Thanks to the answer from DK and Istvan's comment I conclude that it is impossible to compute percent identity from the CIGAR string alone. This is because the CIGAR string does not contain enough information to capture Levenshtein-distance. Imo this is actually a misguided design of the string.
It might be feasible by obtaining proper tag annotation, but this way is blocked for me at the moment due to a gefault in samtools calmd.
Therefore, I will describe a way of doing the computation by re-aligning the sequences in the bam-file using R functions pairwiseAlignment
and stringDist
. I will then define the PID as the quotient of Levenshtein-distance and the length of the maximum length of query, subject.
I will put my code here as a go along.
bam = scanBam("reads.bam")
genome = read.DNAStringSet("genome.fna")
pids = numeric(0)
# calculate coordinates to cut out reference sequences
# this might not work if there are large gaps in the alignment
# on the other hand query width should capture this
start = bam[[1]]$pos - bam[[1]]$qwidth
end = bam[[1]]$pos + 2 * bam[[1]]$qwidth
start[start < 1] = 1
end[end>length(genome[[1]])] = length(genome[[1]])
for (i in 1:length(bam[[1]]$seq)) {
# do pairwise alignment against the matched sequence +- 1 query length
# according to Jeremy's comment
aln = pairwiseAlignment(bam[[1]]$seq[i], subseq(genome[[1]], start= start[i], end=end[i]), type="local")
d = stringDist(c(as.character(aln@pattern), as.character(aln@subject)), m="l", i=F)
l = max(c(width(aln@pattern),(width(aln@subject) )))
aln = NULL
cat (i);
pid = as.numeric((l-d)/l)
print(pid)
pids = c(pids,pid)
gc()
}
Edit: Use only portions of the sequence as suggested by Jeremy, that speeds it up quite a bit.
This will take some time as pairwiseDistance using Smith-Waterman is quite slow and is therefore only feasible with small bam files.
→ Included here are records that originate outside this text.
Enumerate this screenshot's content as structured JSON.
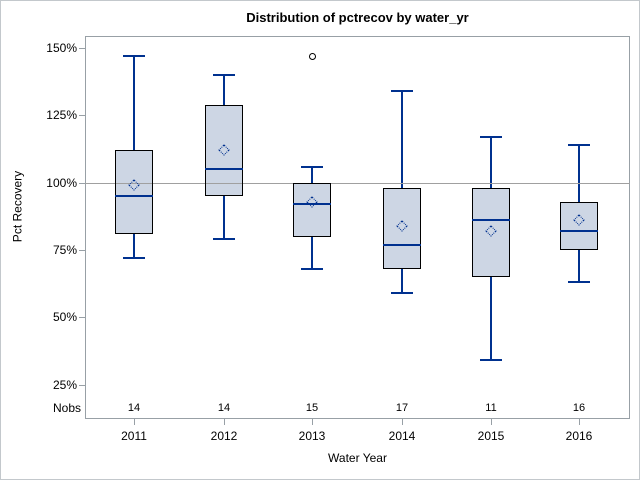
{
  "chart_data": {
    "type": "boxplot",
    "title": "Distribution of pctrecov by water_yr",
    "xlabel": "Water Year",
    "ylabel": "Pct Recovery",
    "nobs_label": "Nobs",
    "y_ticks": [
      "150%",
      "125%",
      "100%",
      "75%",
      "50%",
      "25%"
    ],
    "y_tick_values": [
      150,
      125,
      100,
      75,
      50,
      25
    ],
    "ylim_note": "percent scale, gridlines off",
    "reference_line": 100,
    "legend": "none",
    "categories": [
      "2011",
      "2012",
      "2013",
      "2014",
      "2015",
      "2016"
    ],
    "nobs": [
      14,
      14,
      15,
      17,
      11,
      16
    ],
    "series": [
      {
        "category": "2011",
        "min": 72,
        "q1": 81,
        "median": 95,
        "q3": 112,
        "max": 147,
        "mean": 99,
        "outliers": []
      },
      {
        "category": "2012",
        "min": 79,
        "q1": 95,
        "median": 105,
        "q3": 129,
        "max": 140,
        "mean": 112,
        "outliers": []
      },
      {
        "category": "2013",
        "min": 68,
        "q1": 80,
        "median": 92,
        "q3": 100,
        "max": 106,
        "mean": 93,
        "outliers": [
          147
        ]
      },
      {
        "category": "2014",
        "min": 59,
        "q1": 68,
        "median": 77,
        "q3": 98,
        "max": 134,
        "mean": 84,
        "outliers": []
      },
      {
        "category": "2015",
        "min": 34,
        "q1": 65,
        "median": 86,
        "q3": 98,
        "max": 117,
        "mean": 82,
        "outliers": []
      },
      {
        "category": "2016",
        "min": 63,
        "q1": 75,
        "median": 82,
        "q3": 93,
        "max": 114,
        "mean": 86,
        "outliers": []
      }
    ],
    "colors": {
      "box_fill": "#cdd6e4",
      "box_border": "#000000",
      "line": "#00318f",
      "reference_line": "#a0a0a0",
      "frame": "#98a0a6",
      "text": "#000000"
    }
  }
}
For larger files, other alignment tools might be more appropriate. But this demonstrates how it works. (You have to use a loop here, this is intentional, because using lapply with pairwiseAlignment opens a memory-leak, process killed at >20GB mem usage)
Computationally, is there really a difference between skipped and deletion?
I thought that N was indicating a mismatch, or not?
None.
%identity = match-(NM)/length
S=20 M=40 I=5 D=5, length=20+40+5+5=70, match=40 ... so 57% (unless there were NM's).
Soft clipping = mismatch in most situations. Inserts & deletions are also mismatch.... in that they don't exist in the reference. Only way to get 100% is if it's ##M with no NM.